I came to a cold realization this week as I was figuring my crop budget for the year ahead. If wheat drops to $5/bu for the 2014 crop, I'd better start cutting hard on costs…now.
Some costs you just can't get rid of. Soil sampling, fertilizer, seed, fuel, and harvesting are all irreplaceable and are pretty hard to squeeze in any given year. The cost of chemical is going up, which will make bargain hunting on product even more crucial and generic labels more appealing. Replacing a few spraying operations with cheaper tillage is also more enticing (at the expense of reduced residue).
No matter how you cut it, making money at $5 wheat still is walking a very fine line, unless you consider cutting crop insurance coverage.
We're still wandering through the desert of one of the worst droughts in history with still no end in sight. We've therefore taken a much more conservative approach to our crop rotations here on our farm in west-central Kansas. Many fallow fields that ordinarily would be planted to milo this spring will be going back to wheat again this fall. Opting for a wheat-fallow-wheat rotation rather than traditional wheat-sorghum-fallow has reduced our risk exposure appreciably.
Because of our reduced risk, this could justify some cost-cutting on our crop insurance expense.
This raises a thorny issue about crop insurance. What if the lean times stay lean for a number of years and $5 wheat (or less) becomes the norm again? We frequently read about the dangers of being overexposed with risk on production costs and debt when grain prices drop and the ag economy cycles into recession. Will crop insurance be an expense we can continue to justify in the future?
For some farmers, crop insurance plays a central role in their crop rotations. I recently attended a seminar in Burlington, Colo., where a Colorado State University agronomist encouraged high-intensity cropping to maximize grain production via four-year rotations instead of less intensive wheat-fallow or wheat-summer crop-fallow. He immediately was peppered with questions from the audience of how this practice cash flows. He finally admitted privately that the only way for a high-intensity rotation to work, like wheat-corn-millet-fallow, is with the heavily subsidized crop insurance program.
But with crop insurance premiums rising, will this risky practice of high-intensity cropping make financial sense in the future?

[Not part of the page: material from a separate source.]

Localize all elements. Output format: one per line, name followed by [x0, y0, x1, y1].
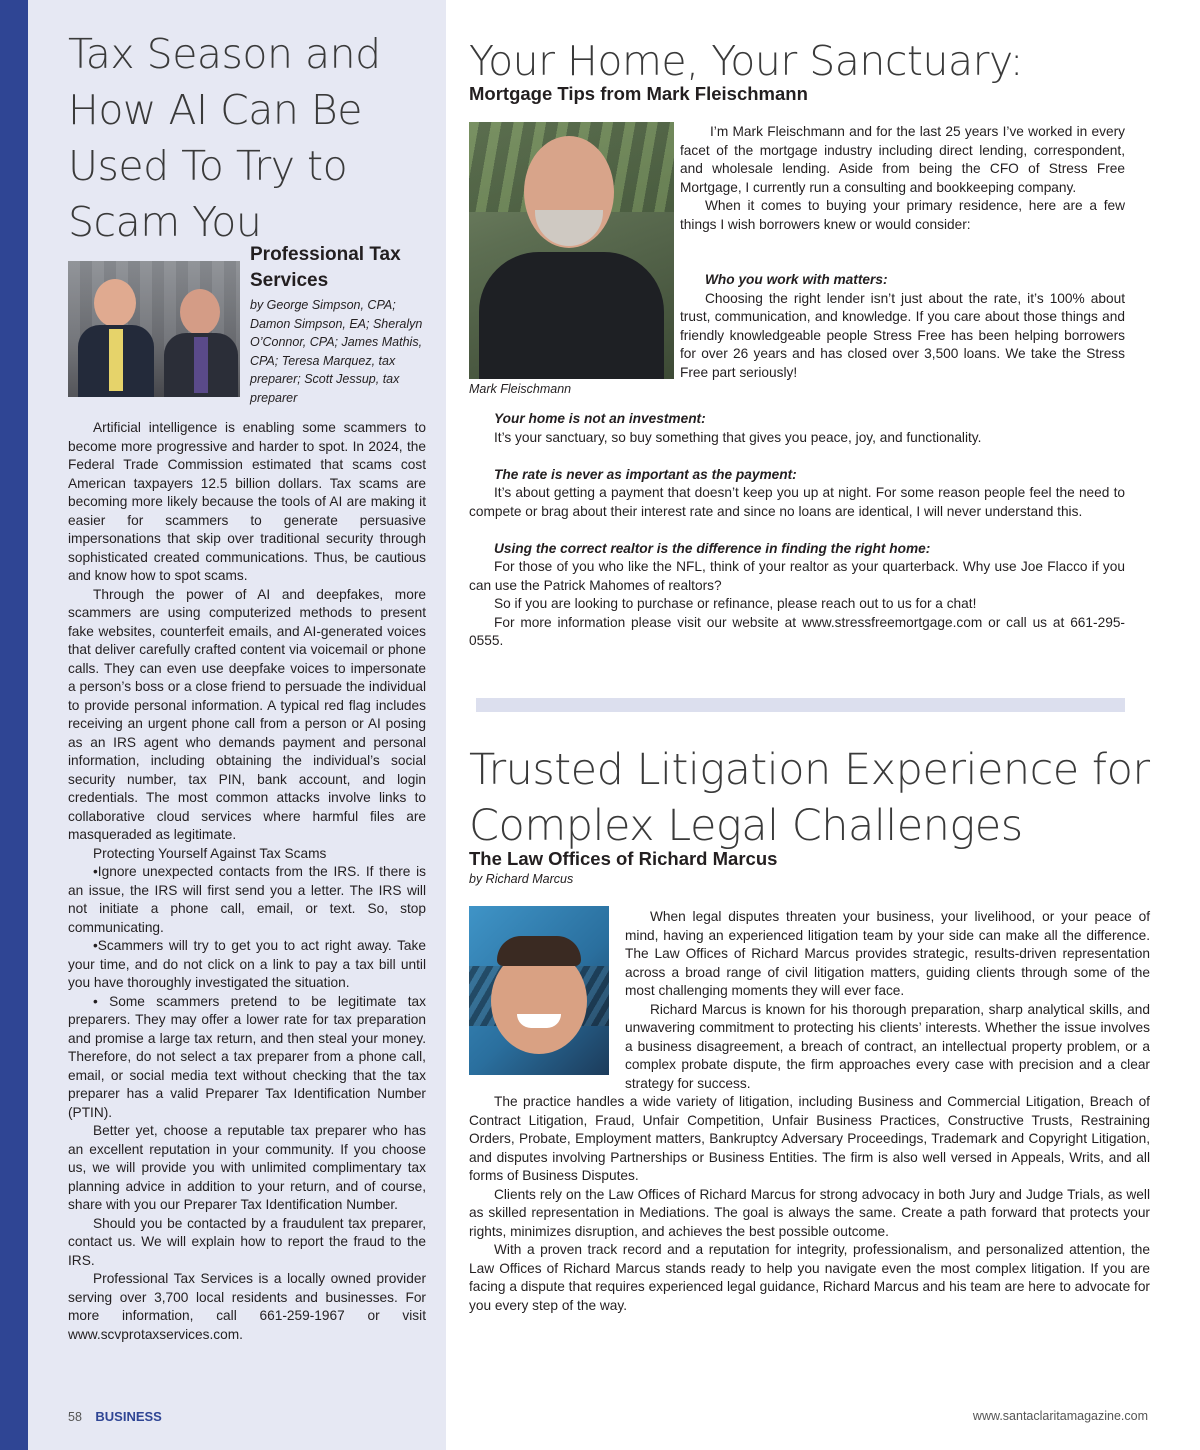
legal-article-title: Trusted Litigation Experience for Complex Legal Challenges — [469, 745, 1150, 851]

If premiums continue to rise, more farmers invariably will see it as an expense to shrink on their balance sheet.
Bearing in mind that it's the low-risk farmers reducing their coverage, this can't be good for the future of crop insurance if they continue to exit the program. There will be fewer and fewer low-risk farmers funding the failures of high-risk farmers, putting the program on a path of unsustainability.
Would asking Congress for more money to keep this program solvent be the prudent thing to do considering our nation's financial condition? Consider, also, the negative attention from main stream media that crop insurance is receiving, and the long-term future of crop insurance doesn't look promising.
If we want to control cost and keep the program viable for both high-risk and low-risk farmers, serious changes need to be made – particularly with restricting the high-intensity rotations that RMA currently allows. Otherwise, we're burning down our own house…and low-risk farmers are taking the cue and leaving.